J’ai paniqué, j’ai tiré la portière de toutes mes forces, mais rien à faire, et un regard m'a appris que Derry était maintenant assis à cinq mètres de moi. Ses griffes tranchaient l’herbe. J’ai couru vers le portail, le cœur battant à tout rompre. J’ai essayé de l’ouvrir, mais il n’a pas non plus bougé. Derry était à trois mètres de moi, et il avait triplé de taille. Ses yeux étaient devenus un puits de ténèbres sans fond, ses griffes pointues s’enfonçaient dans le béton comme dans du beurre.
J’ai hurlé, j’ai essayé de fuir, mais quand j’ai regardé autour de moi, des milliers de souris me fixaient avec un air moqueur. Ils étaient partout. Sur les murs, sur le toit, et même sur le portail.

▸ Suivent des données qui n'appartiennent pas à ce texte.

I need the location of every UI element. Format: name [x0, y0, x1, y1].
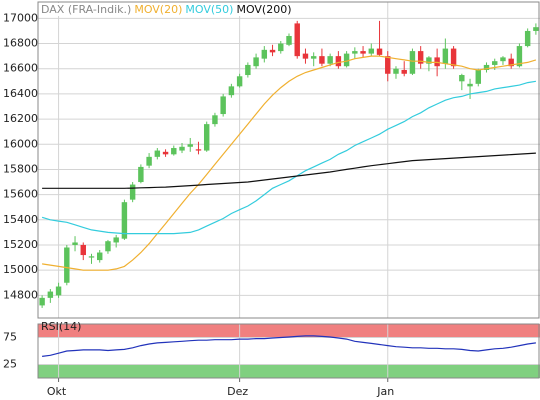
- candle-body: [39, 297, 45, 306]
- candle-body: [72, 242, 78, 245]
- candle-body: [113, 237, 119, 243]
- candle-body: [55, 286, 62, 296]
- legend-entry: MOV(20): [134, 3, 182, 16]
- y-tick-label: 16200: [3, 112, 38, 125]
- legend-entry: MOV(50): [185, 3, 233, 16]
- ma-line: [42, 55, 537, 271]
- y-tick-label: 17000: [3, 11, 38, 24]
- candle-body: [228, 86, 235, 96]
- candle-body: [533, 27, 539, 31]
- candle-body: [500, 57, 506, 62]
- y-tick-label: 75: [3, 331, 17, 344]
- candle-body: [508, 58, 514, 67]
- candle-body: [310, 56, 317, 59]
- y-tick-label: 16600: [3, 62, 38, 75]
- x-tick-label: Dez: [227, 385, 248, 398]
- candle-body: [401, 69, 407, 74]
- candle-body: [516, 46, 523, 67]
- upper-band: [38, 324, 540, 338]
- candle-body: [352, 51, 358, 54]
- candle-body: [154, 150, 161, 157]
- panel-frame: [37, 1, 540, 319]
- legend-entry: MOV(200): [236, 3, 291, 16]
- candle-body: [236, 76, 243, 87]
- candle-body: [319, 56, 325, 64]
- candle-body: [129, 184, 136, 200]
- candle-body: [426, 57, 432, 64]
- candle-body: [442, 48, 449, 64]
- candle-body: [286, 35, 292, 45]
- candle-body: [376, 48, 383, 55]
- candle-body: [278, 43, 284, 52]
- candle-body: [343, 53, 350, 67]
- candle-body: [245, 64, 251, 76]
- y-tick-label: 25: [3, 358, 17, 371]
- ma-line: [42, 335, 536, 357]
- y-tick-label: 15800: [3, 162, 38, 175]
- candle-body: [459, 75, 465, 82]
- panel-frame: [37, 323, 540, 379]
- y-tick-label: 15000: [3, 263, 38, 276]
- candle-body: [187, 144, 193, 147]
- legend-entry: DAX (FRA-Indik.): [41, 3, 131, 16]
- y-tick-label: 14800: [3, 288, 38, 301]
- y-tick-label: 15600: [3, 188, 38, 201]
- candle-body: [475, 69, 481, 84]
- candle-body: [179, 146, 185, 151]
- y-tick-label: 16400: [3, 87, 38, 100]
- candle-body: [327, 56, 333, 64]
- candle-body: [483, 64, 490, 70]
- y-tick-label: 16800: [3, 37, 38, 50]
- candle-body: [492, 61, 498, 65]
- candle-body: [409, 51, 416, 74]
- ma-line: [41, 80, 536, 235]
- x-tick-label: Okt: [47, 385, 67, 398]
- lower-band: [38, 364, 540, 378]
- ma-line: [42, 152, 536, 189]
- candle-body: [360, 51, 366, 54]
- candle-body: [524, 30, 531, 47]
- candle-body: [385, 56, 391, 74]
- candle-body: [47, 291, 54, 298]
- candle-body: [220, 96, 226, 115]
- candle-body: [195, 149, 202, 151]
- rsi-title: RSI(14): [41, 320, 81, 333]
- y-tick-label: 15400: [3, 213, 38, 226]
- candle-body: [80, 244, 86, 256]
- candle-body: [64, 247, 70, 283]
- candle-body: [88, 256, 95, 258]
- candle-body: [450, 48, 457, 67]
- candle-body: [138, 166, 144, 183]
- candle-body: [171, 148, 177, 155]
- candle-body: [467, 83, 473, 87]
- legend-bg: [39, 3, 295, 16]
- candle-body: [261, 49, 268, 59]
- candle-body: [368, 48, 375, 54]
- candle-body: [302, 53, 309, 59]
- candle-body: [393, 68, 399, 74]
- y-tick-label: 16000: [3, 137, 38, 150]
- candle-body: [203, 124, 210, 151]
- candle-body: [335, 56, 342, 67]
- candle-body: [97, 252, 103, 261]
- candle-body: [269, 49, 276, 53]
- candle-body: [121, 202, 128, 239]
- candle-body: [105, 241, 111, 252]
- candle-body: [294, 23, 300, 57]
- candle-body: [162, 151, 169, 155]
- y-tick-label: 15200: [3, 238, 38, 251]
- candle-body: [146, 156, 152, 166]
- x-tick-label: Jan: [376, 385, 394, 398]
- candle-body: [212, 115, 218, 125]
- candle-body: [253, 57, 259, 67]
- candle-body: [417, 51, 424, 64]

Derry était maintenant presque aussi grand que moi, et nous n’étions plus séparés que par quelques centimètres.
Il a ouvert sa mâchoire si grande que je ne voyais plus que ça.
Les ténèbres tourbillonnaient à l’intérieur, et des centaines de dents de fer jaillissaient de toutes parts.
Je n’ai même pas eu le temps de crier.
Je ne le sus jamais, mais il avait dévoré ma tête et laissé mon corps décapité devant le portail.
La dernière pensée que j’ai eu est que je ne ferais plus jamais confiance aux chats.